Descúbrenos, Señor, tus caminos.

Descúbrenos, Señor, tus caminos,
guíanos con la verdad de tu doctrina.
Tú eres nuestro Dios y salvador
y tenemos en ti nuestra esperanza.


Descúbrenos, Señor, tus caminos.

Acuérdate, Señor, que son eternos
tu amor y tu ternura.
Según ese amor y esa ternura,
acuérdate de nosotros.


Descúbrenos, Señor, tus caminos.

Porque el Señor es recto y bondadoso,
indica a los pecadores el sendero,
guía por la senda recta a los humildes
y descubre a los pobres sus caminos.


Descúbrenos, Señor, tus caminos.

Segunda Lectura
Lectura de la primera carta del apóstol san Pablo a los Corintios (7, 29-31)

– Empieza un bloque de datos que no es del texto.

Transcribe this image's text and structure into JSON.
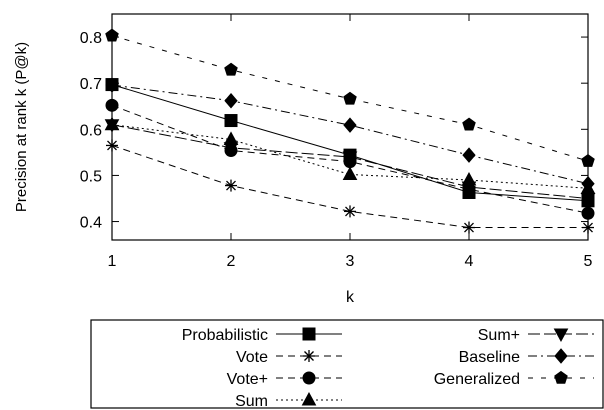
{
  "chart_data": {
    "type": "line",
    "title": "",
    "xlabel": "k",
    "ylabel": "Precision at rank k (P@k)",
    "x": [
      1,
      2,
      3,
      4,
      5
    ],
    "xlim": [
      1,
      5
    ],
    "ylim": [
      0.36,
      0.85
    ],
    "xticks": [
      "1",
      "2",
      "3",
      "4",
      "5"
    ],
    "yticks": [
      "0.4",
      "0.5",
      "0.6",
      "0.7",
      "0.8"
    ],
    "yticks_values": [
      0.4,
      0.5,
      0.6,
      0.7,
      0.8
    ],
    "grid": false,
    "legend_position": "bottom",
    "series": [
      {
        "name": "Probabilistic",
        "values": [
          0.697,
          0.619,
          0.544,
          0.463,
          0.445
        ],
        "marker": "square",
        "dash": "solid"
      },
      {
        "name": "Vote",
        "values": [
          0.565,
          0.478,
          0.422,
          0.387,
          0.387
        ],
        "marker": "star",
        "dash": "dashed"
      },
      {
        "name": "Vote+",
        "values": [
          0.652,
          0.554,
          0.53,
          0.47,
          0.418
        ],
        "marker": "circle",
        "dash": "dashed"
      },
      {
        "name": "Sum",
        "values": [
          0.61,
          0.578,
          0.502,
          0.49,
          0.472
        ],
        "marker": "triangle-up",
        "dash": "dotted"
      },
      {
        "name": "Sum+",
        "values": [
          0.61,
          0.56,
          0.54,
          0.475,
          0.45
        ],
        "marker": "triangle-down",
        "dash": "longdash"
      },
      {
        "name": "Baseline",
        "values": [
          0.696,
          0.662,
          0.609,
          0.544,
          0.482
        ],
        "marker": "diamond",
        "dash": "dashdot"
      },
      {
        "name": "Generalized",
        "values": [
          0.803,
          0.729,
          0.666,
          0.61,
          0.531
        ],
        "marker": "pentagon",
        "dash": "dashed-wide"
      }
    ]
  }
}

Hermanos: Les quiero decir una cosa: la vida es corta. Por tanto, conviene que los casados vivan como si no lo estuvieran; los que sufren, como si no sufrieran; los que están alegres, como si no se alegraran; los que compran, como si no compraran; los que disfrutan del mundo, como si no disfrutaran de él; porque este mundo que vemos es pasajero

Palabra de Dios.
Te alabamos, Señor.

Aclamación antes del Evangelio

Aleluya, aleluya.
El Reino de Dios está cerca, dice el Señor; arrepiéntanse y crean en el Evangelio.
Aleluya

Evangelio †
Lectura del santo Evangelio según san Marcos (1, 14-20)

Gloria a ti, Señor.

Después de que arrestaron a Juan el Bautista, Jesús se fue a Galilea para predicar el Evangelio de Dios y decía: “Se ha cumplido el tiempo y el Reino de Dios ya está cerca. Arrepiéntanse y crean en el Evangelio”.
Caminaba Jesús por la orilla del lago de Galilea, cuando vio a Simón y a su hermano, Andrés, echando las redes en el lago, pues eran pescadores. Jesús les dijo: “Síganme y haré de ustedes pescadores de hombres”. Inmediatamente dejaron las redes y lo siguieron.
Un poco más adelante, vio a Santiago y a Juan, hijos de Zebedeo, que estaban en una barca, remendando sus redes. Los llamó, y ellos, dejando en la barca a su padre con los trabajadores, se fueron con Jesús.

Palabra del Señor.
Gloria a ti, Señor Jesús.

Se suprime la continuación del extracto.